Performance will be assessed through electronic reports sent to the ED director and the principal investigator or program director, and these reports will be shared with the ED staff. We anticipate that this intervention will form part of a larger effort to improve the hospital's age-friendliness and that the enhanced detection of delirium will encourage the adoption of broader initiatives to improve geriatric patient care. Successful interventions elsewhere, such as a Delirium Room [19] and components of the Hospital Elder Life Program [21], could be adapted for the ED setting or after hospital admission to improve patient outcomes [19,20,21].

Our study's strengths include a relatively large sample size, enhancing the reliability of our findings regarding the ED delirium rate and its clinical correlations. We also report on an unsuccessful intervention, guiding us to explore more effective strategies. However, this study has limitations, including that only 36.6% of eligible patients were screened, with no documented rationale for exclusions, possibly omitting non-communicative patients. Second, we used Charlson's Comorbidity Index to assess comorbidity, but it does not factor in the severity for each disease included in the index, except for diabetes mellitus and liver disease, and thus may not be optimal in understanding risk factors for delirium. Most importantly, we did not follow patients after they were hospitalized or discharged, and this study did not include interventions after delirium was diagnosed.
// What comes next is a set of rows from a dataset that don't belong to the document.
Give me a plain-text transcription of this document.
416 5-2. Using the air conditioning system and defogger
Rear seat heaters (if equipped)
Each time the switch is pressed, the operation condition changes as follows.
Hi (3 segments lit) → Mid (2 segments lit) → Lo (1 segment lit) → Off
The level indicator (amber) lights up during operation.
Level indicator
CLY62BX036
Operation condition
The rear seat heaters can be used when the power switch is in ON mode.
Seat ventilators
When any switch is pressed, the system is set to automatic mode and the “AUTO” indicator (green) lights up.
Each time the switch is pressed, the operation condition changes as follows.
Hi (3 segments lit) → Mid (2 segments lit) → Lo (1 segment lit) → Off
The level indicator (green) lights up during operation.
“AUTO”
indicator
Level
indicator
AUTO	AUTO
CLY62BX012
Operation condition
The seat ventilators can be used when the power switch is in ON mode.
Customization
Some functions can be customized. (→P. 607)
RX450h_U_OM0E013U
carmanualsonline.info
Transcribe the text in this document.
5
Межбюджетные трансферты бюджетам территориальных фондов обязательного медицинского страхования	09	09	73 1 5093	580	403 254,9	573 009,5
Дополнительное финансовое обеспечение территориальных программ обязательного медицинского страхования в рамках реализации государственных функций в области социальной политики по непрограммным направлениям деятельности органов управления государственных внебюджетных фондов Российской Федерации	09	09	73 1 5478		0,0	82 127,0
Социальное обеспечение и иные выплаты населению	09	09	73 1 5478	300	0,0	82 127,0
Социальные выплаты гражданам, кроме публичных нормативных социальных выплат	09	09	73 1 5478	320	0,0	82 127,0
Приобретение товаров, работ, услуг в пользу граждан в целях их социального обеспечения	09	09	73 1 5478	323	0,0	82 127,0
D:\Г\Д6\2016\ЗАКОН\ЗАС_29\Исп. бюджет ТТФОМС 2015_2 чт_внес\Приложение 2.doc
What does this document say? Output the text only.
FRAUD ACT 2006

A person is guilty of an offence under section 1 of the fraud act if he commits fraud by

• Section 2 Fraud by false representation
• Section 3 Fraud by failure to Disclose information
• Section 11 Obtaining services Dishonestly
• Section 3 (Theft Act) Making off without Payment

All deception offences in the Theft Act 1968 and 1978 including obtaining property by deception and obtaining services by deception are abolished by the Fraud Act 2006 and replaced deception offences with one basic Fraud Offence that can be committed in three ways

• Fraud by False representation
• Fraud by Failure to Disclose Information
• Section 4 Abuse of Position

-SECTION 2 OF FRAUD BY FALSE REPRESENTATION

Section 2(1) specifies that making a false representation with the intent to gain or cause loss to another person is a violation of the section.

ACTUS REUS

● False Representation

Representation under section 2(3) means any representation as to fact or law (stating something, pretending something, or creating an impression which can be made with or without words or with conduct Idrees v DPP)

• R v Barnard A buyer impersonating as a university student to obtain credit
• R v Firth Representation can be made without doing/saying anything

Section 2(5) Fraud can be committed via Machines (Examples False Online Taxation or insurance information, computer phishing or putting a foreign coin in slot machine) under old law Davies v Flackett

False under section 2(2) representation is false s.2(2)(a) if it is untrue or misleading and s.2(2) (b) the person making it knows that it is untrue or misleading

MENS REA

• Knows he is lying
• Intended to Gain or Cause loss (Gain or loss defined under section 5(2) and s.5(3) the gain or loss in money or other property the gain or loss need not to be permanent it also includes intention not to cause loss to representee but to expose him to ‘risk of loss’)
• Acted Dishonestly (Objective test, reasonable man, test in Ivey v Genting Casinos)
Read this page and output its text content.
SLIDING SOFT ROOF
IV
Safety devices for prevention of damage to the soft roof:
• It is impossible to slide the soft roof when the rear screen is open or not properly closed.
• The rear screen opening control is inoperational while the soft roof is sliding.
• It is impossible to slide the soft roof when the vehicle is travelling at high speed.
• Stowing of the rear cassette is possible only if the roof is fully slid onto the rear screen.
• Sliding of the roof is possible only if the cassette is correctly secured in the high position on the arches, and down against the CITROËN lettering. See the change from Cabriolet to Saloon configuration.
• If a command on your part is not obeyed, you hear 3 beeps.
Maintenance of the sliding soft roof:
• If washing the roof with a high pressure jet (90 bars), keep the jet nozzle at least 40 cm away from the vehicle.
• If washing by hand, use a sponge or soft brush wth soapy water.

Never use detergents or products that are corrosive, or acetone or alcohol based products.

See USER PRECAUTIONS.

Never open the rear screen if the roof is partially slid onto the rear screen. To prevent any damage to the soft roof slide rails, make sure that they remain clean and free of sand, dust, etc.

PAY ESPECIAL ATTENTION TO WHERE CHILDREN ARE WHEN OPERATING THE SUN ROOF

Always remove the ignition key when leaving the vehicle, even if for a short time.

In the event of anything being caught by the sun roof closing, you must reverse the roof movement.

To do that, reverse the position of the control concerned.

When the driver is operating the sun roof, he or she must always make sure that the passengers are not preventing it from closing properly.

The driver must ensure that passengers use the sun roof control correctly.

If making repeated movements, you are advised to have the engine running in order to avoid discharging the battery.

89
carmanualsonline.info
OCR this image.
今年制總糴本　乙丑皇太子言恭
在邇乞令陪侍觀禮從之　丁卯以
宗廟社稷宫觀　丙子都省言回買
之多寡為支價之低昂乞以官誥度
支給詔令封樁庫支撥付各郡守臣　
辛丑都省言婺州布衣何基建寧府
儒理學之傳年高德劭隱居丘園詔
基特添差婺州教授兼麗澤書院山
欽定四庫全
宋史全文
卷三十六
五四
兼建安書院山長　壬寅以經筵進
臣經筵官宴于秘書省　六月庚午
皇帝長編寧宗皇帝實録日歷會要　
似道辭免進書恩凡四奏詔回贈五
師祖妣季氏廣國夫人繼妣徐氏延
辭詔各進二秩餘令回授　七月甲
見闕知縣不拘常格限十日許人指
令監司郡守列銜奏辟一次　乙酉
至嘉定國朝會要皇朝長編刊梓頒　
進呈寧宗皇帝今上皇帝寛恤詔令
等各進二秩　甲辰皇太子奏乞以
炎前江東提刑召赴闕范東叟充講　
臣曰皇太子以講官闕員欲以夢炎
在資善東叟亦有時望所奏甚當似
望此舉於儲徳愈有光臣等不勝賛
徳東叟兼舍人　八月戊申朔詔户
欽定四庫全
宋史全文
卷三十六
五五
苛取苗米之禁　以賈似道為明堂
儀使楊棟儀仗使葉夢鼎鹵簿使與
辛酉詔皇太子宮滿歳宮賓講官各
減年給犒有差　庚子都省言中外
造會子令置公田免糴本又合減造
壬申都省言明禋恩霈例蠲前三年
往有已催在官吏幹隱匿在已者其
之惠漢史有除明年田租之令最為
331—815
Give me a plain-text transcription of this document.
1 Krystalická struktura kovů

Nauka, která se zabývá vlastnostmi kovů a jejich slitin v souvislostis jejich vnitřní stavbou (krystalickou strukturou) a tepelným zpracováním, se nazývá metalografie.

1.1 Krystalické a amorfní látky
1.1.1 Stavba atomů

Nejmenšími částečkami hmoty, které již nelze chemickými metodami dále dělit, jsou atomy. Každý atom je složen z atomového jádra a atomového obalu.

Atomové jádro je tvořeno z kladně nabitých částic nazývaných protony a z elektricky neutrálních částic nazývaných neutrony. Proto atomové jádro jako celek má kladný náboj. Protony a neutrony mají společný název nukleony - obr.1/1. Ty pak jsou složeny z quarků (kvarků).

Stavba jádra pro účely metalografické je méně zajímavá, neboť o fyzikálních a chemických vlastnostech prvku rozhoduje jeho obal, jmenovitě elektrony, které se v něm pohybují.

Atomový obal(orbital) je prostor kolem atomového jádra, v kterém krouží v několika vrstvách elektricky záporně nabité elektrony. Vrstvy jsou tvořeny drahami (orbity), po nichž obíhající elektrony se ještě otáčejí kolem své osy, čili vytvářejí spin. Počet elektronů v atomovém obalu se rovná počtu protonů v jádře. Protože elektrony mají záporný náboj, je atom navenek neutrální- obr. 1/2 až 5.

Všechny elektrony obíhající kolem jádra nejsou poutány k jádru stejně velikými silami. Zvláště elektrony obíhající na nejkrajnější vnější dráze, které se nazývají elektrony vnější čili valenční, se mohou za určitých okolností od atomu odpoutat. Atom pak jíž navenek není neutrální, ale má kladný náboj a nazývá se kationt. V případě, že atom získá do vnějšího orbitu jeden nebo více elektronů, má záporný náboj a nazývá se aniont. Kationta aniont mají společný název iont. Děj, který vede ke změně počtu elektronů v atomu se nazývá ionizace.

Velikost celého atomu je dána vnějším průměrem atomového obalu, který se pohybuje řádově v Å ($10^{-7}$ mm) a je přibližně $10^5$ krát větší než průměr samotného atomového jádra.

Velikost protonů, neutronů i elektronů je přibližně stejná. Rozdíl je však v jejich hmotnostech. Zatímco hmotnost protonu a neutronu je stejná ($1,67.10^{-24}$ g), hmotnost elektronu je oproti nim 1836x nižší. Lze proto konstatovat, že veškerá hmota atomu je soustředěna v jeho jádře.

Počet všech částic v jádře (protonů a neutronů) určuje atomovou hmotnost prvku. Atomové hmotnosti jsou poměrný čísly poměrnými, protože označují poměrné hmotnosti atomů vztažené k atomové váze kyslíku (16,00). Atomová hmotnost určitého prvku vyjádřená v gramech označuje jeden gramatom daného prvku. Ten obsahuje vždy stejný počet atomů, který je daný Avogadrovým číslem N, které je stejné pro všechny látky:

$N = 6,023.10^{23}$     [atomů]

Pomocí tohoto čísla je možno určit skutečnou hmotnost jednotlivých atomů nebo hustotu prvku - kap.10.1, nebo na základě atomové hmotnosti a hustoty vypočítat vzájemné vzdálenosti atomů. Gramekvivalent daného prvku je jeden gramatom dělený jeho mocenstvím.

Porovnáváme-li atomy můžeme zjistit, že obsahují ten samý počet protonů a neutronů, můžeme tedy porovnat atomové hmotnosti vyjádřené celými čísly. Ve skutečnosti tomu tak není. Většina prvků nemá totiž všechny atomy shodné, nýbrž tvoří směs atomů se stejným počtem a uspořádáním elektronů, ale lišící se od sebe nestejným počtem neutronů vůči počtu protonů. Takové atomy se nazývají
Therefore, we do not have data concerning if and how the patients’ delirium resolved, nor mortality data beyond 90 days after hospital admission.

Conclusions

Delirium significantly increases the risk of morbidity and mortality, yet most cases in the ED remain undiagnosed, even after interventions designed to raise awareness and the temporary introduction of dedicated evaluators. We conclude that short-term educational interventions are largely ineffective. Therefore, implementing mandatory screening by nurses or physicians during triage, supported by electronic medical record alerts and follow-up reports, is crucial for the diagnosis and subsequent management of delirium. Detecting delirium allows for the application of validated interventions to improve patient outcomes.